Build an ARM64 Image

  1. Download docker.tar.gz (the Docker Container).
  2. Unzip it and save the contents locally (the Dockerfile and datacollector_wrap.sh are included).
  3. Build the Lacework image inside the directory you extracted from docker.tar.gz.
    cd YourDirectoryPathToDownloadedFiles
    docker build -t "lacework:datacollector-arm64" -f DockerfileArm64 .
  4. Move the image to your private repository or run it locally.
  5. Create a writeable container layer and start the image. Replace YOUR_AGENT_ACCESS_TOKEN with your agent access token. For more information about the agent access token, see Download Agent Installers and Get the Agent Access Token. Replace YOUR_API_ENDPOINT with your agent server URL. This is mandatory for non-US users. US users do not need to specify the agent server URL, US users can run the command without the --env SERVER_URL=$YOUR_API_ENDPOINT option.
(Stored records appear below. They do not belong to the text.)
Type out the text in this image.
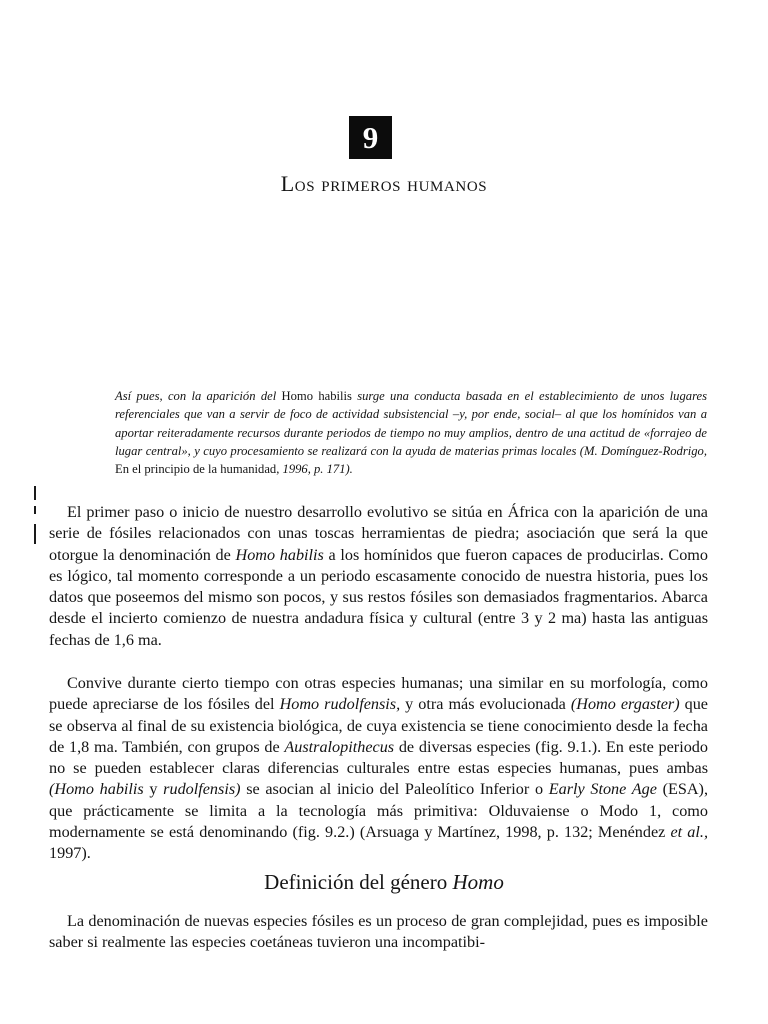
9
Los primeros humanos

Así pues, con la aparición del Homo habilis surge una conducta basada en el establecimiento de unos lugares referenciales que van a servir de foco de actividad subsistencial –y, por ende, social– al que los homínidos van a aportar reiteradamente recursos durante periodos de tiempo no muy amplios, dentro de una actitud de «forrajeo de lugar central», y cuyo procesamiento se realizará con la ayuda de materias primas locales (M. Domínguez-Rodrigo, En el principio de la humanidad, 1996, p. 171).

El primer paso o inicio de nuestro desarrollo evolutivo se sitúa en África con la aparición de una serie de fósiles relacionados con unas toscas herramientas de piedra; asociación que será la que otorgue la denominación de Homo habilis a los homínidos que fueron capaces de producirlas. Como es lógico, tal momento corresponde a un periodo escasamente conocido de nuestra historia, pues los datos que poseemos del mismo son pocos, y sus restos fósiles son demasiados fragmentarios. Abarca desde el incierto comienzo de nuestra andadura física y cultural (entre 3 y 2 ma) hasta las antiguas fechas de 1,6 ma.

Convive durante cierto tiempo con otras especies humanas; una similar en su morfología, como puede apreciarse de los fósiles del Homo rudolfensis, y otra más evolucionada (Homo ergaster) que se observa al final de su existencia biológica, de cuya existencia se tiene conocimiento desde la fecha de 1,8 ma. También, con grupos de Australopithecus de diversas especies (fig. 9.1.). En este periodo no se pueden establecer claras diferencias culturales entre estas especies humanas, pues ambas (Homo habilis y rudolfensis) se asocian al inicio del Paleolítico Inferior o Early Stone Age (ESA), que prácticamente se limita a la tecnología más primitiva: Olduvaiense o Modo 1, como modernamente se está denominando (fig. 9.2.) (Arsuaga y Martínez, 1998, p. 132; Menéndez et al., 1997).

Definición del género Homo

La denominación de nuevas especies fósiles es un proceso de gran complejidad, pues es imposible saber si realmente las especies coetáneas tuvieron una incompatibi-
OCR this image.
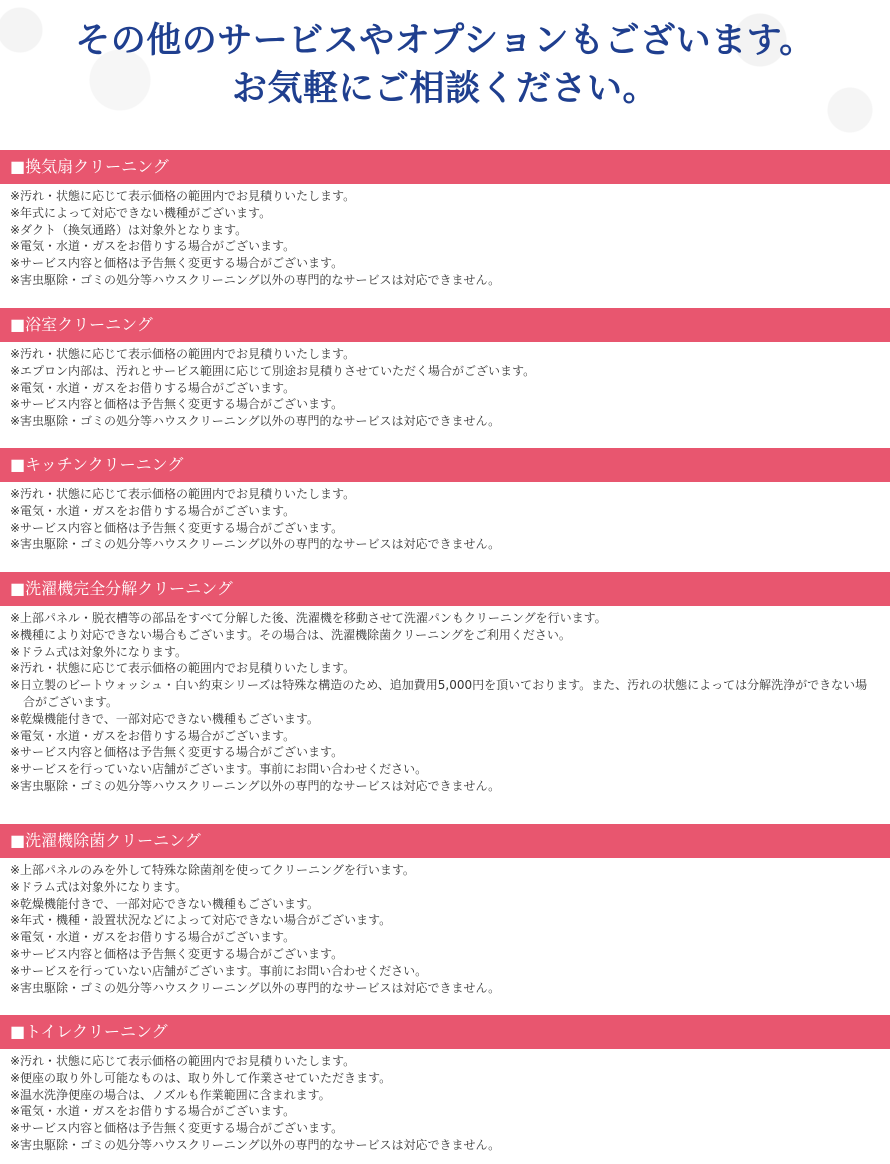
その他のサービスやオプションもございます。
お気軽にご相談ください。
■換気扇クリーニング
※汚れ・状態に応じて表示価格の範囲内でお見積りいたします。
※年式によって対応できない機種がございます。
※ダクト（換気通路）は対象外となります。
※電気・水道・ガスをお借りする場合がございます。
※サービス内容と価格は予告無く変更する場合がございます。
※害虫駆除・ゴミの処分等ハウスクリーニング以外の専門的なサービスは対応できません。
■浴室クリーニング
※汚れ・状態に応じて表示価格の範囲内でお見積りいたします。
※エプロン内部は、汚れとサービス範囲に応じて別途お見積りさせていただく場合がございます。
※電気・水道・ガスをお借りする場合がございます。
※サービス内容と価格は予告無く変更する場合がございます。
※害虫駆除・ゴミの処分等ハウスクリーニング以外の専門的なサービスは対応できません。
■キッチンクリーニング
※汚れ・状態に応じて表示価格の範囲内でお見積りいたします。
※電気・水道・ガスをお借りする場合がございます。
※サービス内容と価格は予告無く変更する場合がございます。
※害虫駆除・ゴミの処分等ハウスクリーニング以外の専門的なサービスは対応できません。
■洗濯機完全分解クリーニング
※上部パネル・脱衣槽等の部品をすべて分解した後、洗濯機を移動させて洗濯パンもクリーニングを行います。
※機種により対応できない場合もございます。その場合は、洗濯機除菌クリーニングをご利用ください。
※ドラム式は対象外になります。
※汚れ・状態に応じて表示価格の範囲内でお見積りいたします。
※日立製のビートウォッシュ・白い約束シリーズは特殊な構造のため、追加費用5,000円を頂いております。また、汚れの状態によっては分解洗浄ができない場合がございます。
※乾燥機能付きで、一部対応できない機種もございます。
※電気・水道・ガスをお借りする場合がございます。
※サービス内容と価格は予告無く変更する場合がございます。
※サービスを行っていない店舗がございます。事前にお問い合わせください。
※害虫駆除・ゴミの処分等ハウスクリーニング以外の専門的なサービスは対応できません。
■洗濯機除菌クリーニング
※上部パネルのみを外して特殊な除菌剤を使ってクリーニングを行います。
※ドラム式は対象外になります。
※乾燥機能付きで、一部対応できない機種もございます。
※年式・機種・設置状況などによって対応できない場合がございます。
※電気・水道・ガスをお借りする場合がございます。
※サービス内容と価格は予告無く変更する場合がございます。
※サービスを行っていない店舗がございます。事前にお問い合わせください。
※害虫駆除・ゴミの処分等ハウスクリーニング以外の専門的なサービスは対応できません。
■トイレクリーニング
※汚れ・状態に応じて表示価格の範囲内でお見積りいたします。
※便座の取り外し可能なものは、取り外して作業させていただきます。
※温水洗浄便座の場合は、ノズルも作業範囲に含まれます。
※電気・水道・ガスをお借りする場合がございます。
※サービス内容と価格は予告無く変更する場合がございます。
※害虫駆除・ゴミの処分等ハウスクリーニング以外の専門的なサービスは対応できません。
For more information, see Agent Server URL.
    /usr/bin/docker run --name datacollector \
    --net=host \
    --pid=host \
    --privileged \
    --volume /:/laceworkfim:ro \
    --volume /var/lib/lacework:/var/lib/lacework \
    --volume /var/log:/var/log \
    --volume /var/run:/var/run \
    --volume /etc/passwd:/etc/passwd:ro \
    --volume /etc/group:/etc/group:ro \
    --env ACCESS_TOKEN=$YOUR_AGENT_ACCESS_TOKEN \
    --env SERVER_URL=$YOUR_API_ENDPOINT \
    lacework/datacollector:latest
    After installation, it takes 10 to 15 minutes before container data (such as polygraph and container details) is populated in the Lacework Console.